The colonial and subsequent apartheid governments both held the narrative that people were naturally distinct and could (or should) be separated into races. For the National Party, to whom keeping the races separate was of paramount importance, such heterogeneity was offensive.
And so the anti-apartheid movement – prominent in Sophiatown and District Six – sought to offend all the more by rejecting their oppression and racial barriers. Musicians fought hard to keep the music playing and the crowds continued to dance in defiance. In her article for the CTS blog, Makeeda Swan pays tribute to the women who helped shape South Africa’s jazz scene throughout such upheaval. The music that they created has continued to inspire unity and hope, and I feel it’s such an honour to be able to dance to music that is not only beautiful and creative but also loaded with political and social significance.
You can see some stunning images of life in District Six here.
This will be my first time seeing the Pebble Shakers live, though I’ve enjoyed dancing to their tunes many times. Their music is fun yet soulful, with beautiful vocals and a swinging rhythm. This review sums it up perfectly:
This is deliciously bright swing music played by an intimate band of wonderful musicians. This album is as perfect for dancing as it is for listening — over and over! Picking a favourite was HARD.Absinthiana reviewing on Bandcamp.

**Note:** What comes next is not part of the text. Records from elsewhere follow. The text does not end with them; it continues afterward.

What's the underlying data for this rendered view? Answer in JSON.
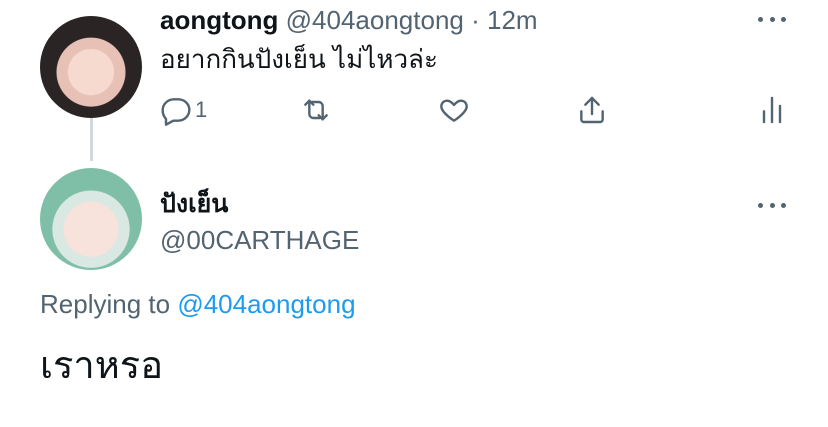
{
  "original_tweet": {
    "author_name": "aongtong",
    "handle": "@404aongtong",
    "separator": "·",
    "time": "12m",
    "text": "อยากกินปังเย็น ไม่ไหวล่ะ",
    "reply_count": "1",
    "icons": [
      "reply-icon",
      "retweet-icon",
      "like-icon",
      "share-icon",
      "analytics-icon",
      "more-icon"
    ]
  },
  "reply_tweet": {
    "author_name": "ปังเย็น",
    "handle": "@00CARTHAGE",
    "replying_label": "Replying to",
    "replying_to": "@404aongtong",
    "text": "เราหรอ",
    "icons": [
      "more-icon"
    ]
  },
  "colors": {
    "text_primary": "#0f1419",
    "text_secondary": "#536471",
    "mention": "#1d9bf0",
    "thread_line": "#cfd9de",
    "background": "#ffffff"
  }
}
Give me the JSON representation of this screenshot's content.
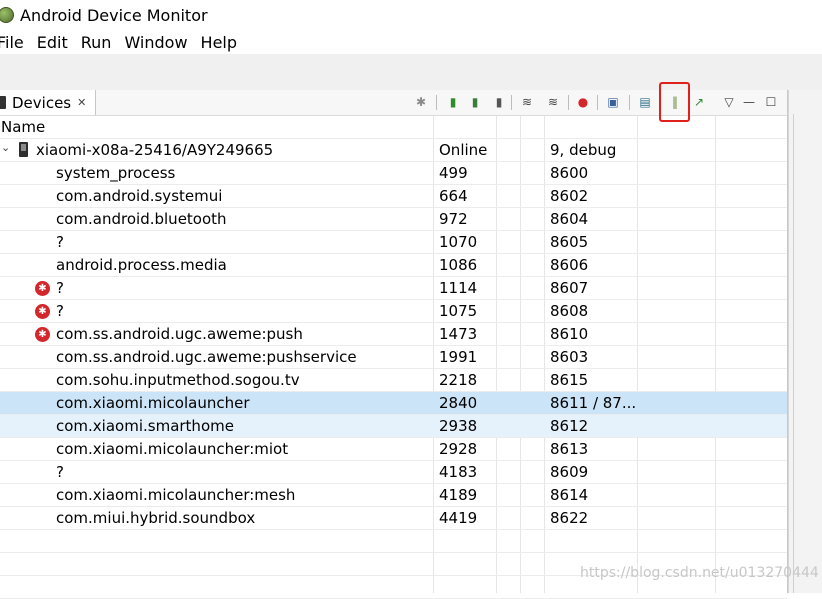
{
  "window": {
    "title": "Android Device Monitor"
  },
  "menu": [
    "File",
    "Edit",
    "Run",
    "Window",
    "Help"
  ],
  "view": {
    "tab_label": "Devices",
    "tab_close": "✕",
    "toolbar": [
      {
        "name": "debug-process-icon",
        "glyph": "✱",
        "color": "#8a8a8a"
      },
      {
        "name": "update-heap-icon",
        "glyph": "▮",
        "color": "#2e8b2e"
      },
      {
        "name": "dump-hprof-icon",
        "glyph": "▮",
        "color": "#3a7d3a"
      },
      {
        "name": "cause-gc-icon",
        "glyph": "▮",
        "color": "#555555"
      },
      {
        "name": "update-threads-icon",
        "glyph": "≋",
        "color": "#444444"
      },
      {
        "name": "start-method-profiling-icon",
        "glyph": "≋",
        "color": "#444444"
      },
      {
        "name": "stop-process-icon",
        "glyph": "●",
        "color": "#d3272b"
      },
      {
        "name": "screen-capture-icon",
        "glyph": "▣",
        "color": "#3a5fa0"
      },
      {
        "name": "dump-view-hierarchy-icon",
        "glyph": "▤",
        "color": "#2c6e8a"
      },
      {
        "name": "systrace-icon",
        "glyph": "‖",
        "color": "#6a8a3a"
      },
      {
        "name": "opengl-trace-icon",
        "glyph": "↗",
        "color": "#2e8b2e"
      },
      {
        "name": "view-menu-icon",
        "glyph": "▽",
        "color": "#444444"
      },
      {
        "name": "minimize-icon",
        "glyph": "—",
        "color": "#444444"
      },
      {
        "name": "maximize-icon",
        "glyph": "☐",
        "color": "#444444"
      }
    ]
  },
  "table": {
    "header": {
      "name": "Name"
    },
    "device": {
      "name": "xiaomi-x08a-25416/A9Y249665",
      "status": "Online",
      "info": "9, debug"
    },
    "rows": [
      {
        "name": "system_process",
        "pid": "499",
        "port": "8600",
        "bug": false
      },
      {
        "name": "com.android.systemui",
        "pid": "664",
        "port": "8602",
        "bug": false
      },
      {
        "name": "com.android.bluetooth",
        "pid": "972",
        "port": "8604",
        "bug": false
      },
      {
        "name": "?",
        "pid": "1070",
        "port": "8605",
        "bug": false
      },
      {
        "name": "android.process.media",
        "pid": "1086",
        "port": "8606",
        "bug": false
      },
      {
        "name": "?",
        "pid": "1114",
        "port": "8607",
        "bug": true
      },
      {
        "name": "?",
        "pid": "1075",
        "port": "8608",
        "bug": true
      },
      {
        "name": "com.ss.android.ugc.aweme:push",
        "pid": "1473",
        "port": "8610",
        "bug": true
      },
      {
        "name": "com.ss.android.ugc.aweme:pushservice",
        "pid": "1991",
        "port": "8603",
        "bug": false
      },
      {
        "name": "com.sohu.inputmethod.sogou.tv",
        "pid": "2218",
        "port": "8615",
        "bug": false
      },
      {
        "name": "com.xiaomi.micolauncher",
        "pid": "2840",
        "port": "8611 / 87...",
        "bug": false,
        "state": "selected"
      },
      {
        "name": "com.xiaomi.smarthome",
        "pid": "2938",
        "port": "8612",
        "bug": false,
        "state": "hover"
      },
      {
        "name": "com.xiaomi.micolauncher:miot",
        "pid": "2928",
        "port": "8613",
        "bug": false
      },
      {
        "name": "?",
        "pid": "4183",
        "port": "8609",
        "bug": false
      },
      {
        "name": "com.xiaomi.micolauncher:mesh",
        "pid": "4189",
        "port": "8614",
        "bug": false
      },
      {
        "name": "com.miui.hybrid.soundbox",
        "pid": "4419",
        "port": "8622",
        "bug": false
      }
    ]
  },
  "watermark": "https://blog.csdn.net/u013270444"
}
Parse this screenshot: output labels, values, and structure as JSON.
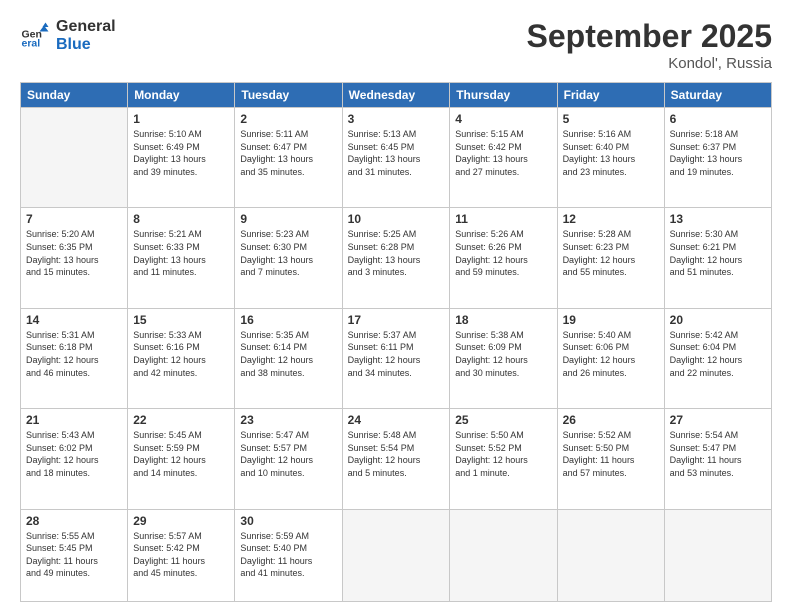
{
  "header": {
    "logo_general": "General",
    "logo_blue": "Blue",
    "month": "September 2025",
    "location": "Kondol', Russia"
  },
  "weekdays": [
    "Sunday",
    "Monday",
    "Tuesday",
    "Wednesday",
    "Thursday",
    "Friday",
    "Saturday"
  ],
  "weeks": [
    [
      {
        "day": "",
        "info": ""
      },
      {
        "day": "1",
        "info": "Sunrise: 5:10 AM\nSunset: 6:49 PM\nDaylight: 13 hours\nand 39 minutes."
      },
      {
        "day": "2",
        "info": "Sunrise: 5:11 AM\nSunset: 6:47 PM\nDaylight: 13 hours\nand 35 minutes."
      },
      {
        "day": "3",
        "info": "Sunrise: 5:13 AM\nSunset: 6:45 PM\nDaylight: 13 hours\nand 31 minutes."
      },
      {
        "day": "4",
        "info": "Sunrise: 5:15 AM\nSunset: 6:42 PM\nDaylight: 13 hours\nand 27 minutes."
      },
      {
        "day": "5",
        "info": "Sunrise: 5:16 AM\nSunset: 6:40 PM\nDaylight: 13 hours\nand 23 minutes."
      },
      {
        "day": "6",
        "info": "Sunrise: 5:18 AM\nSunset: 6:37 PM\nDaylight: 13 hours\nand 19 minutes."
      }
    ],
    [
      {
        "day": "7",
        "info": "Sunrise: 5:20 AM\nSunset: 6:35 PM\nDaylight: 13 hours\nand 15 minutes."
      },
      {
        "day": "8",
        "info": "Sunrise: 5:21 AM\nSunset: 6:33 PM\nDaylight: 13 hours\nand 11 minutes."
      },
      {
        "day": "9",
        "info": "Sunrise: 5:23 AM\nSunset: 6:30 PM\nDaylight: 13 hours\nand 7 minutes."
      },
      {
        "day": "10",
        "info": "Sunrise: 5:25 AM\nSunset: 6:28 PM\nDaylight: 13 hours\nand 3 minutes."
      },
      {
        "day": "11",
        "info": "Sunrise: 5:26 AM\nSunset: 6:26 PM\nDaylight: 12 hours\nand 59 minutes."
      },
      {
        "day": "12",
        "info": "Sunrise: 5:28 AM\nSunset: 6:23 PM\nDaylight: 12 hours\nand 55 minutes."
      },
      {
        "day": "13",
        "info": "Sunrise: 5:30 AM\nSunset: 6:21 PM\nDaylight: 12 hours\nand 51 minutes."
      }
    ],
    [
      {
        "day": "14",
        "info": "Sunrise: 5:31 AM\nSunset: 6:18 PM\nDaylight: 12 hours\nand 46 minutes."
      },
      {
        "day": "15",
        "info": "Sunrise: 5:33 AM\nSunset: 6:16 PM\nDaylight: 12 hours\nand 42 minutes."
      },
      {
        "day": "16",
        "info": "Sunrise: 5:35 AM\nSunset: 6:14 PM\nDaylight: 12 hours\nand 38 minutes."
      },
      {
        "day": "17",
        "info": "Sunrise: 5:37 AM\nSunset: 6:11 PM\nDaylight: 12 hours\nand 34 minutes."
      },
      {
        "day": "18",
        "info": "Sunrise: 5:38 AM\nSunset: 6:09 PM\nDaylight: 12 hours\nand 30 minutes."
      },
      {
        "day": "19",
        "info": "Sunrise: 5:40 AM\nSunset: 6:06 PM\nDaylight: 12 hours\nand 26 minutes."
      },
      {
        "day": "20",
        "info": "Sunrise: 5:42 AM\nSunset: 6:04 PM\nDaylight: 12 hours\nand 22 minutes."
      }
    ],
    [
      {
        "day": "21",
        "info": "Sunrise: 5:43 AM\nSunset: 6:02 PM\nDaylight: 12 hours\nand 18 minutes."
      },
      {
        "day": "22",
        "info": "Sunrise: 5:45 AM\nSunset: 5:59 PM\nDaylight: 12 hours\nand 14 minutes."
      },
      {
        "day": "23",
        "info": "Sunrise: 5:47 AM\nSunset: 5:57 PM\nDaylight: 12 hours\nand 10 minutes."
      },
      {
        "day": "24",
        "info": "Sunrise: 5:48 AM\nSunset: 5:54 PM\nDaylight: 12 hours\nand 5 minutes."
      },
      {
        "day": "25",
        "info": "Sunrise: 5:50 AM\nSunset: 5:52 PM\nDaylight: 12 hours\nand 1 minute."
      },
      {
        "day": "26",
        "info": "Sunrise: 5:52 AM\nSunset: 5:50 PM\nDaylight: 11 hours\nand 57 minutes."
      },
      {
        "day": "27",
        "info": "Sunrise: 5:54 AM\nSunset: 5:47 PM\nDaylight: 11 hours\nand 53 minutes."
      }
    ],
    [
      {
        "day": "28",
        "info": "Sunrise: 5:55 AM\nSunset: 5:45 PM\nDaylight: 11 hours\nand 49 minutes."
      },
      {
        "day": "29",
        "info": "Sunrise: 5:57 AM\nSunset: 5:42 PM\nDaylight: 11 hours\nand 45 minutes."
      },
      {
        "day": "30",
        "info": "Sunrise: 5:59 AM\nSunset: 5:40 PM\nDaylight: 11 hours\nand 41 minutes."
      },
      {
        "day": "",
        "info": ""
      },
      {
        "day": "",
        "info": ""
      },
      {
        "day": "",
        "info": ""
      },
      {
        "day": "",
        "info": ""
      }
    ]
  ]
}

The songs revive the great artists of the past, such as Miriam Makeba, Spokes Mashiyane and Dorothy Masuka, evoking memories of the golden age of South African swing. In an interview on Cape Talk Radio, lead singer Thandeka Dladla talks about the nostalgia that audiences have expressed at shows. She says that it’s not only the the older folk who hark back to the old days, but young people also get excited and want to hear more. They fall in love with a past they never knew but which shaped their world.
South Africa is probably the quirkiest, most complex and most diverse place I know. Time and time again it’s welcomed me with open arms, as it has done with migrants from around the globe for so long. It’s home to some of history’s strongest, bravest fighters of oppression and they fought using weapons of beauty: music, dance and art. Artists like the Pebble Shakers help their legacy to live on. When we dance in District Six tomorrow night, we dance to honour and celebrate unity through diversity; something that makes South Africa so special.